Durante a escravidão, era comum que escravas, amas de leite, deixassem seus filhos em segundo plano para amamentar os filhos das mulheres brancas.

Em 2020, 132 anos após a abolição da escravatura a vida de um filho de uma mulher negra “abolida” é sacrificada em troca do bem estar de um animal de estimação.

Então, é preciso mais para provar a existência da dor?

É preciso mais para que o intangível seja tocado, visto e comprovado? Se essa mesma mulher negra fosse pivô de uma notícia que envolvesse uma fortuna, ela de pronto receberia seguidores, admiradores e gente “solidária”, entretanto, sou capaz de apostar que esse trágico fato em menos de um ano será esquecido por todos nós. E quem será capaz de mensurar a dor dessa mulher? Quem estará disposto (a) a estar ao seu lado e dividir essa dor?

Não bastaria apenas uma fala: “não consigo respirar”, se a dor fosse audível para que o policial branco parasse de sufocar o homem negro? Não seria o correto que o governo agisse de imediato quando, da ciência de que o vírus poderia matar ao menos uma pessoa ? Um ser humano?

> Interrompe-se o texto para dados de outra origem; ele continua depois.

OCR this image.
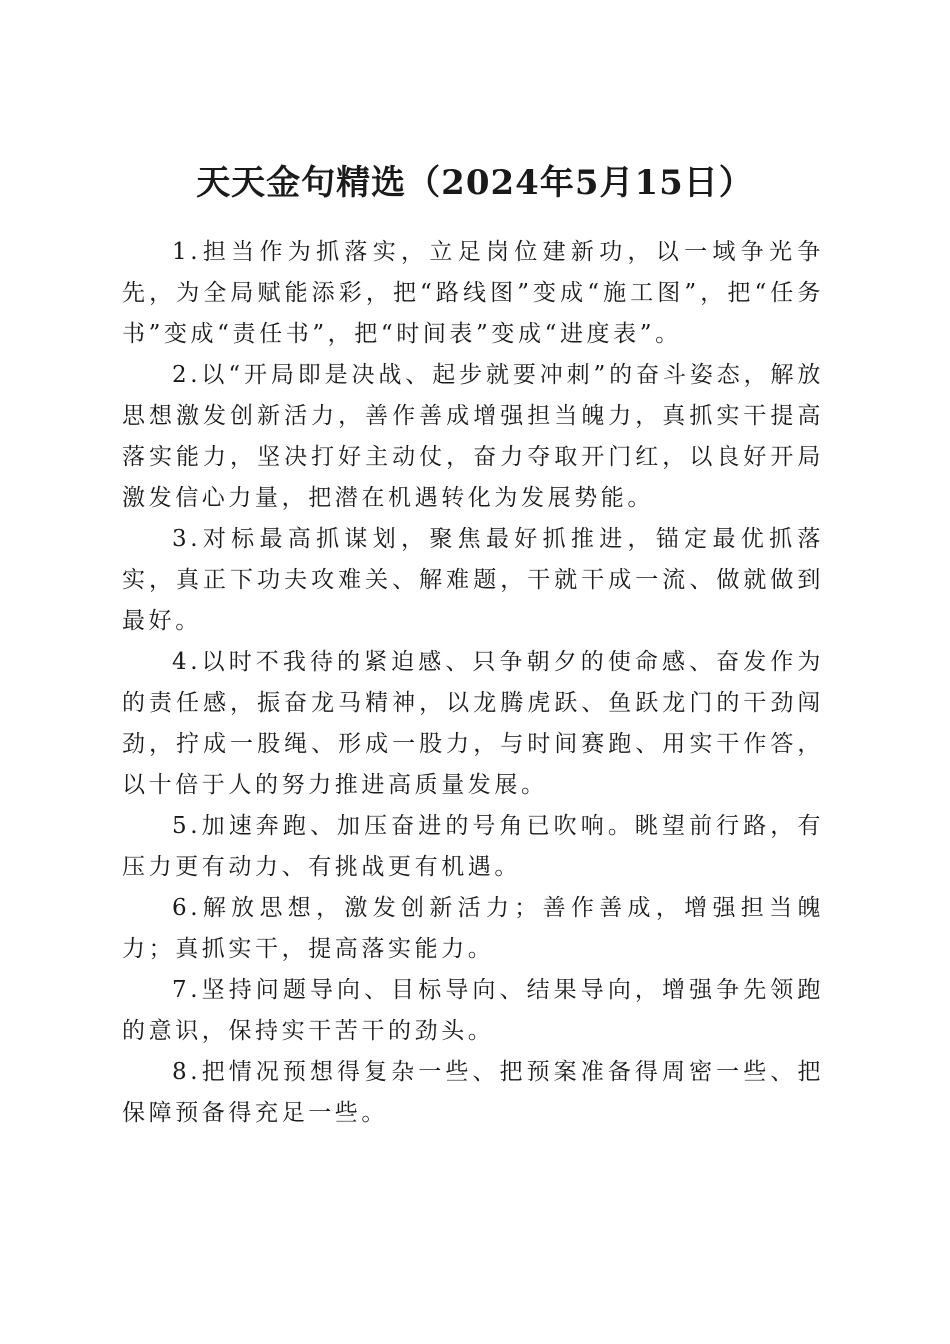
天天金句精选（2024年5月15日）

1.担当作为抓落实，立足岗位建新功，以一域争光争先，为全局赋能添彩，把“路线图”变成“施工图”，把“任务书”变成“责任书”，把“时间表”变成“进度表”。

2.以“开局即是决战、起步就要冲刺”的奋斗姿态，解放思想激发创新活力，善作善成增强担当魄力，真抓实干提高落实能力，坚决打好主动仗，奋力夺取开门红，以良好开局激发信心力量，把潜在机遇转化为发展势能。

3.对标最高抓谋划，聚焦最好抓推进，锚定最优抓落实，真正下功夫攻难关、解难题，干就干成一流、做就做到最好。

4.以时不我待的紧迫感、只争朝夕的使命感、奋发作为的责任感，振奋龙马精神，以龙腾虎跃、鱼跃龙门的干劲闯劲，拧成一股绳、形成一股力，与时间赛跑、用实干作答，以十倍于人的努力推进高质量发展。

5.加速奔跑、加压奋进的号角已吹响。眺望前行路，有压力更有动力、有挑战更有机遇。

6.解放思想，激发创新活力；善作善成，增强担当魄力；真抓实干，提高落实能力。

7.坚持问题导向、目标导向、结果导向，增强争先领跑的意识，保持实干苦干的劲头。

8.把情况预想得复杂一些、把预案准备得周密一些、把保障预备得充足一些。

Mais de 37 mil mortes não são capazes de tornar a dor audível e visível?

E alguns dizem: sair às ruas é suicídio... Reivindicar é comunismo e ato violento contra a democracia. Não! Não! Reivindicar é ato de dignidade, um pouco da que ainda resta a um povo que só sabe o que é luta, só sabe o que é a solidão da dor (dor da fome, das injustiças, dor do descaso, dor da ausência dê).

Reivindicar é buscar manter ainda alguma dignidade e também a prova do quanto nosso povo brasileiro é pacífico e tem honra. Um povo que têm sua força ancorada apenas na ESPERANÇA de que um dia possa respirar, pois a cada segundo de nossas vidas nos tiram o ar.

Tristemente só percebe isso quem de fato sofre, pois os alienados, mesmo tendo um pé depositado em sua jugular, já se adaptaram ao ar rarefeito, a uma vida limitada de liberdade e de sonhos. Uma vida que se compraz com pão e circo e é permeada pelo espetáculo daquela sociedade que Guy Debord abordou em “A Sociedade do Espetáculo” em 1967.

Quando nos deixamos dominar pelo “espetáculo” somos autores do caos e não percebemos a ausência do que nos é mais caro e que faz a existência valer a pena, a dignidade humana. Perdemos a dignidade quando não temos mais a idoneidade de ver e sentir a dor quando ela não está doendo em nós.

*** Quando escrevi, contávamos 37 mil mortes...Hoje, 21-09-2020, já são mais de 135mil.